Unlike many e-business integrators that have created vertical practices, Centrifusion has bucked the trend.
The Chicago-based company has avoided building in-house vertical-focused teams in favor of developing expertise around certain technologies. When the vertical-business expertise is needed, Centrifusion either depends on the customer to provide it or contracts with other solutions providers and consultants with the key skills.
“We have a strategy group that is positioned very different. We are not vertically focused at all; what we have is a technology focus breakout,” says Dan Dokmanovich, CEO of the company he co-founded with Mike Pflieger in 1993, which started in the mainframe area, moved to client/server and then onto Internet technologies.
The company focuses on four areas: content management, personalization technologies, Java application servers and globalization technology. “The strategy we build is around those offerings,” says Dokmanovich.
Centrifusion has about 140 employees and plans to hit the $18 million mark this year, up from $14 million last year.
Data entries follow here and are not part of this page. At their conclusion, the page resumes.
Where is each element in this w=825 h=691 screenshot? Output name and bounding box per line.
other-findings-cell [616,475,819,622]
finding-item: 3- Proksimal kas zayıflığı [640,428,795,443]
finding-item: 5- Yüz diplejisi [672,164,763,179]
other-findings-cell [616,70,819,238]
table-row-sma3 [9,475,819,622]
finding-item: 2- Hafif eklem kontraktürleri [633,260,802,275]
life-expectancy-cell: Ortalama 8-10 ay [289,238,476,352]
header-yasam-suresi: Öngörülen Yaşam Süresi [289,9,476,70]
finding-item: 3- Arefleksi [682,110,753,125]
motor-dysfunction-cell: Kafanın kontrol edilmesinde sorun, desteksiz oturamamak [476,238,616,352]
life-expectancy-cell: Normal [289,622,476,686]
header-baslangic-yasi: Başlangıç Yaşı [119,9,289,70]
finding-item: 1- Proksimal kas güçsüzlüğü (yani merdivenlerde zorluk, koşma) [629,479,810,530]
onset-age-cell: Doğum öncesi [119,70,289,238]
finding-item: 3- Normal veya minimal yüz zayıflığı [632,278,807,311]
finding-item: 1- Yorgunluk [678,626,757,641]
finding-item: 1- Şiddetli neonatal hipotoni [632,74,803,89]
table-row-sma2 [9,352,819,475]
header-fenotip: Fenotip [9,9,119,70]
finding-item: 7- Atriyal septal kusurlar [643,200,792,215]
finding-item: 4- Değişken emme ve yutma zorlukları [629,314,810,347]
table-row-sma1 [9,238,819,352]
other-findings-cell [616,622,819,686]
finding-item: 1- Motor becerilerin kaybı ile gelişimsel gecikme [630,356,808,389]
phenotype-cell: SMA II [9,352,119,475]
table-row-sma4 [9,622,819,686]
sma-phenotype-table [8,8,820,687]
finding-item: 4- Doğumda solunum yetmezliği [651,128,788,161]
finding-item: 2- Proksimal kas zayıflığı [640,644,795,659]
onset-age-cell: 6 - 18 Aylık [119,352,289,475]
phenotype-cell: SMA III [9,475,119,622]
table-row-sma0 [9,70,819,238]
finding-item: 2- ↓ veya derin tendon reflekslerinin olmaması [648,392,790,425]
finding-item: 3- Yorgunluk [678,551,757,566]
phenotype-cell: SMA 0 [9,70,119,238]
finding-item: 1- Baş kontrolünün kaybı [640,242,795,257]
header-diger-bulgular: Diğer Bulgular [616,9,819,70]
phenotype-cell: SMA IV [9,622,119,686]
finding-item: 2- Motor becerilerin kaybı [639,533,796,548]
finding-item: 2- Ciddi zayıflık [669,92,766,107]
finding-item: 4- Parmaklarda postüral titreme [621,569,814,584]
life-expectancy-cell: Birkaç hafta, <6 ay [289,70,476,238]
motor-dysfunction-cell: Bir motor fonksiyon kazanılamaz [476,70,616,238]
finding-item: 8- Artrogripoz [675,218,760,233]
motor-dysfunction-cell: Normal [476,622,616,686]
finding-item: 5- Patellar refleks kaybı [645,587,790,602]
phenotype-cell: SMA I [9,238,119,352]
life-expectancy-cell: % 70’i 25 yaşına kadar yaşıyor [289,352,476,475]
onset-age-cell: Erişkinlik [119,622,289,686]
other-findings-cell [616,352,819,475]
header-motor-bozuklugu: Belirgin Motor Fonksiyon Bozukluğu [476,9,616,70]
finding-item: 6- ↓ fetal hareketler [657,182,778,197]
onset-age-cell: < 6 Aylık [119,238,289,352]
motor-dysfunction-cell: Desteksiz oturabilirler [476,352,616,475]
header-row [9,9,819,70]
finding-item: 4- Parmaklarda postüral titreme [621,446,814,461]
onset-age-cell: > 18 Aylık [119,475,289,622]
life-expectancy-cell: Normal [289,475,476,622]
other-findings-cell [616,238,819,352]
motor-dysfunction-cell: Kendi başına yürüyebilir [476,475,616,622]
It is eyeing $32 million in revenues in two years.
Key to its technology focus is the companys education arm. In 1995 it started a Java training school that allowed it to catch the early wave of Internet- and Java-based development. Dokmanovich credits Centrifusions Java training for generating about 20 percent of the companys leads.
“Java training allowed us to show proficiency in the marketplace,” he says. Among the platforms, the company has specialized on offerings from ATG, BEA and IBM.
Centrifusions partnering attitude is one of survival, too. ” The way we look at it is, if we go out and become vertical and compete with these guys [vertical experts], it doesnt work out for our best interest,” Dokmanovich says.